In August, cancer patients protested at the eight-month mark since the hospital’s two radiotherapy machines broke down. The machines remain out of order.

Half the public health system’s doctors quit under Chavez, and half of those moved abroad, Natera said.

Now, support staff is leaving, too, victim of a wage crunch as wages across the economy fail to keep up with inflation.

At the Caracas blood bank, Lopez said 62 nurses have quit so far this year along with half the lab staff. It now can take donations only on weekday mornings.

And here is a comment about a Chavez supporter who has been waiting for years for care: “Gonzalez says she adored Chavez for his anti-poverty programs, always voted for him and constantly applied for government benefits, though she never received any.” Yes.

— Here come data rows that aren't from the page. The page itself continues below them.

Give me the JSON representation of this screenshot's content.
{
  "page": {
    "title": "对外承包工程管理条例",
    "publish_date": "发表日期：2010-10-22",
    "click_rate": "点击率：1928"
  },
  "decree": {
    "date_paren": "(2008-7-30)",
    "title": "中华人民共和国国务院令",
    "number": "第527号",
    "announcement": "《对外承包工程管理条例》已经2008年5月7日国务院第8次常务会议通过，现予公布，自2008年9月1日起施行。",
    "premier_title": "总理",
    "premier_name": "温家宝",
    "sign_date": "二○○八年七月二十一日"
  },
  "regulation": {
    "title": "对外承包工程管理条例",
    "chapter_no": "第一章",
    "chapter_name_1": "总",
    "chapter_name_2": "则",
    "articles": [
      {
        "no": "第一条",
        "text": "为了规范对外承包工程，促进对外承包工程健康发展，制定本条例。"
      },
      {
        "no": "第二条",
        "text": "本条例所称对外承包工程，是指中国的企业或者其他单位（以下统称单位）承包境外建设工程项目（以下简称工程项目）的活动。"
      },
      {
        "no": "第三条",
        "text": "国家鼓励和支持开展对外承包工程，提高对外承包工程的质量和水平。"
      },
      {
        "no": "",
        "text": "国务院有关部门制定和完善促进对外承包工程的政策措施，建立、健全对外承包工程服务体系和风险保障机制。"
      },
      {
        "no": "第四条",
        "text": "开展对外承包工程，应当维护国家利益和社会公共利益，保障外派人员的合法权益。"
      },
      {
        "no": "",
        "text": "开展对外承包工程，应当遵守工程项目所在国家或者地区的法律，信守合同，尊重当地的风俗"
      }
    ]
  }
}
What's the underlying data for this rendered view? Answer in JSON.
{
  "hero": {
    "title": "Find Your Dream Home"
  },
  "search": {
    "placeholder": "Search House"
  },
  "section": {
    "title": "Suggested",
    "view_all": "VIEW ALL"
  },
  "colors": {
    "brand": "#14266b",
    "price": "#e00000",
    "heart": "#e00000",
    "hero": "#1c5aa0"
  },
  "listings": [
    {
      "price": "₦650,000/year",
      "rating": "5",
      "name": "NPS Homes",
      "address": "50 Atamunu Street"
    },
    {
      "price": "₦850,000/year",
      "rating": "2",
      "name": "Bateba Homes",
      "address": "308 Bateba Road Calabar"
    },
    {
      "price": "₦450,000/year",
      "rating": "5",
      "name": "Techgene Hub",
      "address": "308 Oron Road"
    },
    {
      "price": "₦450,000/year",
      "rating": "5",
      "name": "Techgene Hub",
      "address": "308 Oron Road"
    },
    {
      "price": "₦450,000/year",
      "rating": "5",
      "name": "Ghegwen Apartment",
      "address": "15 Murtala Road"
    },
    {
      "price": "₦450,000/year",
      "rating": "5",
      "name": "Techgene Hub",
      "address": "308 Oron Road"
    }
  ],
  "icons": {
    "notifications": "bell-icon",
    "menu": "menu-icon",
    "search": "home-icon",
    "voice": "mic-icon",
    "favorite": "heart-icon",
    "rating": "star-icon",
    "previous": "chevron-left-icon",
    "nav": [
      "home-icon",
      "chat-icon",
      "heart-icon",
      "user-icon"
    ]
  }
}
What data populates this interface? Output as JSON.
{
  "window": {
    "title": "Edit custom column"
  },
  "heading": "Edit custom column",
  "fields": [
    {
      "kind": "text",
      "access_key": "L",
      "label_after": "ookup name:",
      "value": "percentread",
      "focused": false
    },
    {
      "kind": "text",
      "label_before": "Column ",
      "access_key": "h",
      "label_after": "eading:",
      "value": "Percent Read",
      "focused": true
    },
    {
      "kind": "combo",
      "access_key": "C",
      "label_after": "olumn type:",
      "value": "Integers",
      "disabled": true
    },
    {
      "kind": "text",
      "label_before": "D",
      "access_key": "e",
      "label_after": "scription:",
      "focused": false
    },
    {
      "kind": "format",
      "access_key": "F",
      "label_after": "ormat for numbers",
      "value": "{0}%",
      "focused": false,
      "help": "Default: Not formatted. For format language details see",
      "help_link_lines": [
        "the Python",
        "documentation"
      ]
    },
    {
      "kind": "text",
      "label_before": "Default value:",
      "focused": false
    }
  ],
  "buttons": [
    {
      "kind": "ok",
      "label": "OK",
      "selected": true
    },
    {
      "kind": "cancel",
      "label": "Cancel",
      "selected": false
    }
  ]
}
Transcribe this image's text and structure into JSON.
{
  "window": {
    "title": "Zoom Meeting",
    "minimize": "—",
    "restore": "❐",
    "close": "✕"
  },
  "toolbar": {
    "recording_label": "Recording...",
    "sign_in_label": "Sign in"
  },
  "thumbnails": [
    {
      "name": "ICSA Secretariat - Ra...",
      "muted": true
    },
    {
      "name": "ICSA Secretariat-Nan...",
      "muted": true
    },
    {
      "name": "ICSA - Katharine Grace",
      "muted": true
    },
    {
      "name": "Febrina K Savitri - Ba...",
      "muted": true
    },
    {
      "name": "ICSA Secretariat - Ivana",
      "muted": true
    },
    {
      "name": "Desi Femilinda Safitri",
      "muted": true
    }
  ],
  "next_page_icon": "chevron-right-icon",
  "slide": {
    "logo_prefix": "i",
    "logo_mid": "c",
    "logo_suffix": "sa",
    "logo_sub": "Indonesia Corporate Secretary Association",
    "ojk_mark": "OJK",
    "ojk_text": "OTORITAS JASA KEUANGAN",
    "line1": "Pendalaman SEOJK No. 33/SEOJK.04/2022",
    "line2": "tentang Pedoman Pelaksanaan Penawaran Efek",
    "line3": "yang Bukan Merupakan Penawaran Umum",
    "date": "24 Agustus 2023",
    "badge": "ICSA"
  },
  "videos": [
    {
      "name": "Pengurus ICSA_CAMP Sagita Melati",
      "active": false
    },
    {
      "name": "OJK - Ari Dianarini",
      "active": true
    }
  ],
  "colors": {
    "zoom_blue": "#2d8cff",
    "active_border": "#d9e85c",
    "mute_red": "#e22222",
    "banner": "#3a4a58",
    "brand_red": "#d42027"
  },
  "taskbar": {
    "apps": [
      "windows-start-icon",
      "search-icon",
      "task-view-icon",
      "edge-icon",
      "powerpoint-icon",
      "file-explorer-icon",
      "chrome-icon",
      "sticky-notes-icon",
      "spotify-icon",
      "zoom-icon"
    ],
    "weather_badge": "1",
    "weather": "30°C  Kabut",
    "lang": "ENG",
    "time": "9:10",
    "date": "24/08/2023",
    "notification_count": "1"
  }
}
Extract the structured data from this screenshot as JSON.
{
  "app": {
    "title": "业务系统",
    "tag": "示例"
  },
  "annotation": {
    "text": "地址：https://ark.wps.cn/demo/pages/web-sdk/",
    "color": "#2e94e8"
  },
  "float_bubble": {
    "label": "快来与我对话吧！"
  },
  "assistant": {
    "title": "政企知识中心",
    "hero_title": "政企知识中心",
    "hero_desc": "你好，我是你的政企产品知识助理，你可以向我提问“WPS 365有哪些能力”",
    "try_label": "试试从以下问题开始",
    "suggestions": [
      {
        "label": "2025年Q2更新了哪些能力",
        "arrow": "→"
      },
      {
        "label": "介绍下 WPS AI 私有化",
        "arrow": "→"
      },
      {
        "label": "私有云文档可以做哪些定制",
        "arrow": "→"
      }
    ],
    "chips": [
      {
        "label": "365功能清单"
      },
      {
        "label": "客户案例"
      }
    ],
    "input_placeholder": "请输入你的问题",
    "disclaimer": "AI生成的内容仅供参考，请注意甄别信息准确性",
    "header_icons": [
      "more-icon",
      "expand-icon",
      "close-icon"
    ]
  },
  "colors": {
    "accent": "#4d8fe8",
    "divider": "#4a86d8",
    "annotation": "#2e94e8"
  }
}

That’s what causes problems like this. Low-information voters voting for a charismatic strong man who tells them what they want to hear, and seizes wealth from the most-educated, productive citizens in order to hand it out to his supporters. But eventually, you run out of other people’s money to spend, and that’s where Venezuela is now. But they keep on digging their hole.

If you’re a big-government sort of person, then you would love the Venezuelan health care system. Price controls make sure that doctors and hospitals don’t make any money by providing care. Everyone is equal and you have to wait your turn in line whether you pay taxes or not. The only problem is that it’s capitalism – not communism – which cares about the needs of consumers. In a capitalist system, consumers buy what they like, and businesses compete with each other to lower prices and raise quality. Not so in a communist system, which forces the most talented people in the country to stop producing, or just leave the country completely.